Um exemplo? A fecundação, a formação de um novo ser vivo. Da Antiguidade até meados do século XVII, acreditava-se, a partir das proposições de Aristóteles, Hipócrates e Galiano, que os seres vivos eram gerados a partir da "mistura de sementes" (masculina e feminina).
A invenção do microscópio, por volta de 1650, pelo holandês Anton van Leeuwenhoek, desencadeou uma verdadeira guerra, nos termos de Lentin, entre animalculistas e ovistas. De um lado, os animalculistas defendiam a primazia da "semente masculina" na geração de um novo ser vivo, chegando a postular teorias como a que defendia que o esperma é composto por pequenos animais que comportavam, em tamanho reduzido, um animal macho ou fêmea da mesma espécie - tese defendida por N. Hasrtsouker, aluno de Leeuwenhoek.
Os ovistas, de sua parte, identificaram, em seus estudos, a existência de ovos em mulheres e defenderam que o esperma era responsável pela fecundação, chegando perto de descrever o processo tal como ele acontece.

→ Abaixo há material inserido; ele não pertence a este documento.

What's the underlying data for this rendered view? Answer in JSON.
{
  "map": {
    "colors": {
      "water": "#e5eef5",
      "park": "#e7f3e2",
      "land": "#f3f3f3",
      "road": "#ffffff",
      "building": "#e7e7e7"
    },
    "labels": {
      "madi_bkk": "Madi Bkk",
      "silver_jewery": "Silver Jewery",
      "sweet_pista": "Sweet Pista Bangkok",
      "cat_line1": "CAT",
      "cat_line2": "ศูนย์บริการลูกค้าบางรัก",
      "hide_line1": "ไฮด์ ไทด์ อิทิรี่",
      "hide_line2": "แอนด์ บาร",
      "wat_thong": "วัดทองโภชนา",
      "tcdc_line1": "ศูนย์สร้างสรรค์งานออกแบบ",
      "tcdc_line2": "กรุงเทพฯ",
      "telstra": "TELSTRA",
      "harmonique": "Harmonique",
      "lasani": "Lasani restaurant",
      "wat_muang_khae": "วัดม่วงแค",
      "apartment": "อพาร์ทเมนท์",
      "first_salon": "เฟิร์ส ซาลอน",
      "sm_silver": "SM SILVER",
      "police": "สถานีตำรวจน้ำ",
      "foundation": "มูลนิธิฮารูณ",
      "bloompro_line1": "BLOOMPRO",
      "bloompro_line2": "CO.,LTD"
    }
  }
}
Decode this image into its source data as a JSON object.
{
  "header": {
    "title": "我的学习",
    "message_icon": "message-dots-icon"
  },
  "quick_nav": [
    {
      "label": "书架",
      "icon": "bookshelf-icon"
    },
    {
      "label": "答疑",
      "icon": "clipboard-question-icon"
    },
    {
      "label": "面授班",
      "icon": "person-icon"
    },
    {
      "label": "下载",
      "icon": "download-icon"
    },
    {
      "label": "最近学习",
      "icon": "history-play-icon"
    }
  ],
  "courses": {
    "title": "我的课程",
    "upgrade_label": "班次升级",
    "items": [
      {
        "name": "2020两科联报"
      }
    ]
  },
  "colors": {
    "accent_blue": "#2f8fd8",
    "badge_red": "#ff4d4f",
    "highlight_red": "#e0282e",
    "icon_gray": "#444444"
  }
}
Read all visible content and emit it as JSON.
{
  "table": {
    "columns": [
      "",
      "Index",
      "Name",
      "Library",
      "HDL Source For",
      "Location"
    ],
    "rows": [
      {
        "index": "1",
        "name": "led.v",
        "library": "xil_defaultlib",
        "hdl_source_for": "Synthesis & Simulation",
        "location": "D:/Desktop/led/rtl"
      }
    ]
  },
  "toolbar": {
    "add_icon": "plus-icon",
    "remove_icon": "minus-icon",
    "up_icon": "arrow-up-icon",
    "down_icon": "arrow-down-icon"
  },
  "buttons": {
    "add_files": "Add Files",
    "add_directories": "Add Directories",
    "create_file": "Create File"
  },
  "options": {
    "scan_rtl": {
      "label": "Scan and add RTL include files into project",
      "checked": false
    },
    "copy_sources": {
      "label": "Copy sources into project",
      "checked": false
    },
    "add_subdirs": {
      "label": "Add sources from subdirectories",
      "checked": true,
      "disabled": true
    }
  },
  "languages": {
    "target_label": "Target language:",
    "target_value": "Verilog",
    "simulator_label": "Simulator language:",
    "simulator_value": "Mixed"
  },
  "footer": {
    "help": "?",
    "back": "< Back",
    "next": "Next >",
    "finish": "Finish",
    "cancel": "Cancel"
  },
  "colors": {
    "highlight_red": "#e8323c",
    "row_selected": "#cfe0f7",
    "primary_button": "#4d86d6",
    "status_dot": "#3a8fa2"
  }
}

No entanto, o papel do esperma seria o de detonar o desenvolvimento de um embrião inteiramente pré-formado dentro do ovo.
Durante quase dois séculos, biólogos se sucederam numa série de argumentos e teorias - tão elaboradas quanto absurdas, aos olhos contemporâneos - para explicar como ocorre o desenvolvimento de um ser vivo: o naturalista Buffon defendia que as sementes eram elaboradas em cada órgão e eram escoadas pelo sangue, guardando o molde do órgão onde foi elaborada. Ao chegar às partes sexuais, as partes se agregavam e formavam animálculos. A fecundação realizaria uma mistura de todos os pequenos moldes.
Embora hipóteses como essas sejam totalmente infundadas à luz do que conhecemos hoje, as disputas entre ovistas e animalculistas tiveram o mérito de estimular o estudo aprofundado dos espermatozóides e dos óvulos, servindo de base para a "solução do enigma", com a ascensão da ideia de que a célula é a unidade básica vida, ao lado da descoberta dos cromossomos e dos genes. Ou seja, o erro não invalida ou exclui o conhecimento e as descobertas científicas; ao contrário, é inerente a elas, convivem lado a lado.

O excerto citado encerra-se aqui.